What he was looking for was not easy to find. Like trying not thinking about an elephant, the very act renders the effort useless.
Kreiger crouched down near a grated vent along the foundation, his knees cracking audibly, the pain twisting his face into an angry grimace. He struck the grate with the base of the stolen staff, the twisted metal of the lightning rod ringing off the rusted steel, sparking against the screws and shattering them like brittle glass. He pulled the grate aside and reached deep into the shadowed recesses to a place too dark to see, too silent to hear, too distant to touch, too ephemeral to taste, too plain to smell. What he was looking for wasn’t easy to find, but he knew he would find it. He knew it was here. Jack was good, but he wasn’t that good.
No, he wasn’t that good.
And there, past the point of the senses where the world existed only as a conceptual abstract, a notion of rules ungoverned by tangibility, he found it.
Reality’s edge.
“Did you think you could fool me, Jack? I was there. You had three days, not seven. There wasn’t enough time to cover all the details, cross the t’s and dot the i’s. Why, the paint’s not even dry.”

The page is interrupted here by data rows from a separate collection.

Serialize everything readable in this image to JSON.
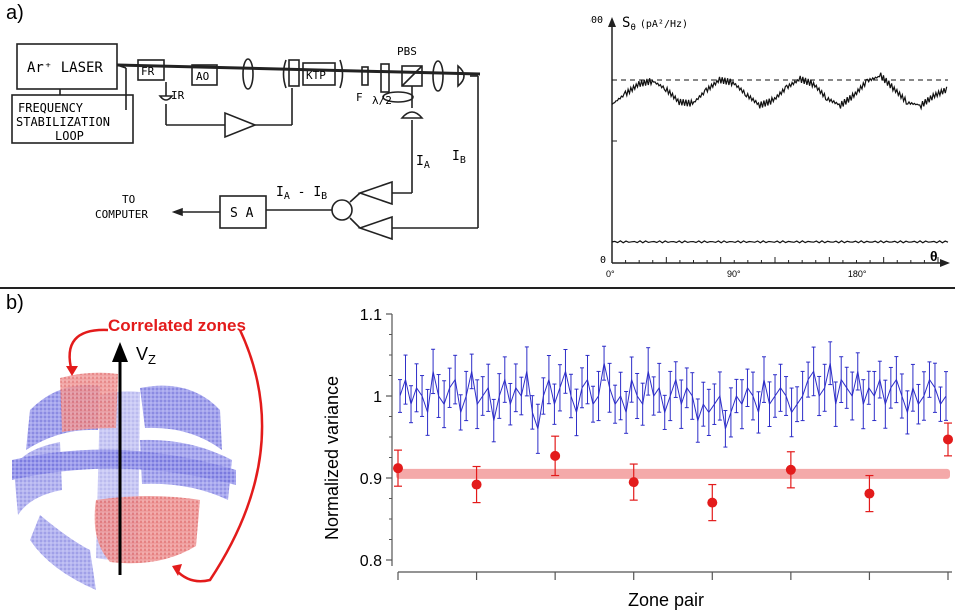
{
  "panel_a": {
    "label": "a)",
    "schematic": {
      "laser": "Ar⁺ LASER",
      "fr": "FR",
      "ao": "AO",
      "ktp": "KTP",
      "pbs": "PBS",
      "ir": "IR",
      "f": "F",
      "half_wave": "λ/2",
      "freq_loop_lines": [
        "FREQUENCY",
        "STABILIZATION",
        "LOOP"
      ],
      "ia": "I",
      "ia_sub": "A",
      "ib": "I",
      "ib_sub": "B",
      "diff_label": "I",
      "diff_sub_a": "A",
      "diff_mid": " - I",
      "diff_sub_b": "B",
      "sa": "S A",
      "computer_lines": [
        "TO",
        "COMPUTER"
      ]
    }
  },
  "panel_b": {
    "label": "b)",
    "correlated_zones": "Correlated zones",
    "vz_label": "V",
    "vz_sub": "Z"
  },
  "colors": {
    "blue_series": "#2d2dc8",
    "red_series": "#e31b1b",
    "red_band": "#f29a9a"
  },
  "chart_data": [
    {
      "type": "line",
      "title": "S",
      "title_sub": "θ",
      "title_units": "(pA²/Hz)",
      "xlabel": "θ",
      "x_ticks": [
        "0°",
        "90°",
        "180°"
      ],
      "y_ticks": [
        "300",
        "0"
      ],
      "xlim": [
        0,
        250
      ],
      "ylim": [
        0,
        300
      ],
      "series": [
        {
          "style": "solid",
          "values_description": "",
          "x": [
            0,
            10,
            20,
            30,
            40,
            50,
            60,
            70,
            80,
            90,
            100,
            110,
            120,
            130,
            140,
            150,
            160,
            170,
            180,
            190,
            200,
            210,
            220,
            230,
            240,
            250
          ],
          "y": [
            195,
            208,
            220,
            224,
            214,
            198,
            196,
            212,
            225,
            222,
            207,
            194,
            200,
            216,
            226,
            220,
            202,
            194,
            206,
            224,
            230,
            214,
            197,
            194,
            206,
            214
          ]
        },
        {
          "style": "dashed",
          "x": [
            0,
            250
          ],
          "y": [
            225,
            225
          ]
        },
        {
          "style": "solid",
          "x": [
            0,
            250
          ],
          "y": [
            26,
            26
          ]
        }
      ]
    },
    {
      "type": "scatter",
      "xlabel": "Zone pair",
      "ylabel": "Normalized variance",
      "ylim": [
        0.8,
        1.1
      ],
      "y_ticks": [
        "0.8",
        "0.9",
        "1",
        "1.1"
      ],
      "x_tick_count": 8,
      "series": [
        {
          "color": "blue",
          "y": [
            1.0,
            1.02,
            0.99,
            1.01,
            1.0,
            0.98,
            1.03,
            1.0,
            0.99,
            1.01,
            1.02,
            0.98,
            1.0,
            1.03,
            0.99,
            1.0,
            1.01,
            0.97,
            1.0,
            1.02,
            0.99,
            1.01,
            1.0,
            1.03,
            0.98,
            0.96,
            1.0,
            1.02,
            0.99,
            1.01,
            1.03,
            1.0,
            0.98,
            1.01,
            1.02,
            0.99,
            1.0,
            1.04,
            1.01,
            0.99,
            1.0,
            0.98,
            1.02,
            1.0,
            0.99,
            1.03,
            1.0,
            1.01,
            0.98,
            1.0,
            1.02,
            0.99,
            1.01,
            1.0,
            0.97,
            0.99,
            0.98,
            0.99,
            1.0,
            0.96,
            0.98,
            1.0,
            0.99,
            1.01,
            1.0,
            0.98,
            1.02,
            0.99,
            1.0,
            1.01,
            1.0,
            0.98,
            0.99,
            1.0,
            1.02,
            1.03,
            1.0,
            1.01,
            1.04,
            0.99,
            1.02,
            1.01,
            1.0,
            1.03,
            0.99,
            1.01,
            1.0,
            1.02,
            0.99,
            1.01,
            1.02,
            1.0,
            0.98,
            1.01,
            0.99,
            1.0,
            1.02,
            1.01,
            0.99,
            1.0
          ],
          "error": 0.025
        },
        {
          "color": "red",
          "x": [
            0,
            1,
            2,
            3,
            4,
            5,
            6,
            7
          ],
          "y": [
            0.912,
            0.892,
            0.927,
            0.895,
            0.87,
            0.91,
            0.881,
            0.947
          ],
          "error": [
            0.022,
            0.022,
            0.024,
            0.022,
            0.022,
            0.022,
            0.022,
            0.02
          ]
        },
        {
          "type": "band",
          "y": 0.905
        }
      ]
    }
  ]
}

Hand curled into a talon, Kreiger rent the very fabric of the universe apart.
For a moment—one moment only—the world resisted, gathering its rules about itself in defiance of the white wizard’s will. But it was not enough, a flimsy shield of fog
and lights and little else. After a moment, the world surrendered to Gusman Kreiger’s power, and he tore it back, revealing the reality beneath like paper shredded from a wrapped package, raw and exposed.
Yes, Jack was the Caretaker, and he was good. But he wasn’t that good.
Gusman Kreiger, mad mystic and two-thousand year old messiah of a world that never was, pulled himself inside of Jack’s reality through a tear in the universe … and the way was made open before him.
UP ON A ROOF
Ellen had no recollection of the walk home. She remembered Dabble giving her the night off, shooing her out of the backroom. Had she fallen asleep? She didn’t really remember. Despite the coffee, her eyelids had grown heavy, her thoughts starting to wander.
She remembered dreaming, remembered seeing Jack point to the ground, asking: “Where do you think those wires go?”
Mr. Dabble’s voice answered, reality snapping back into place with the suddenness of breaking glass. There was no Jack in this world; it was only a dream.
She caught glimpses of dusk between the buildings as she walked, the sun blazing a coppery orange like a penny left in a fire. She ignored her mailbox and walked up the stairs to her landing, holding tight to the rail for support. Maybe Dr. Kohler was right after all. Maybe she just needed some rest. She never felt so tired.
Maybe he was right about a lot of things. Maybe you’re crazy. Maybe you should be on medication. Maybe you just don’t want to admit it.
Serena had likewise suggested sleep. Why did she believe the woman at the coffee shop over her own doctor?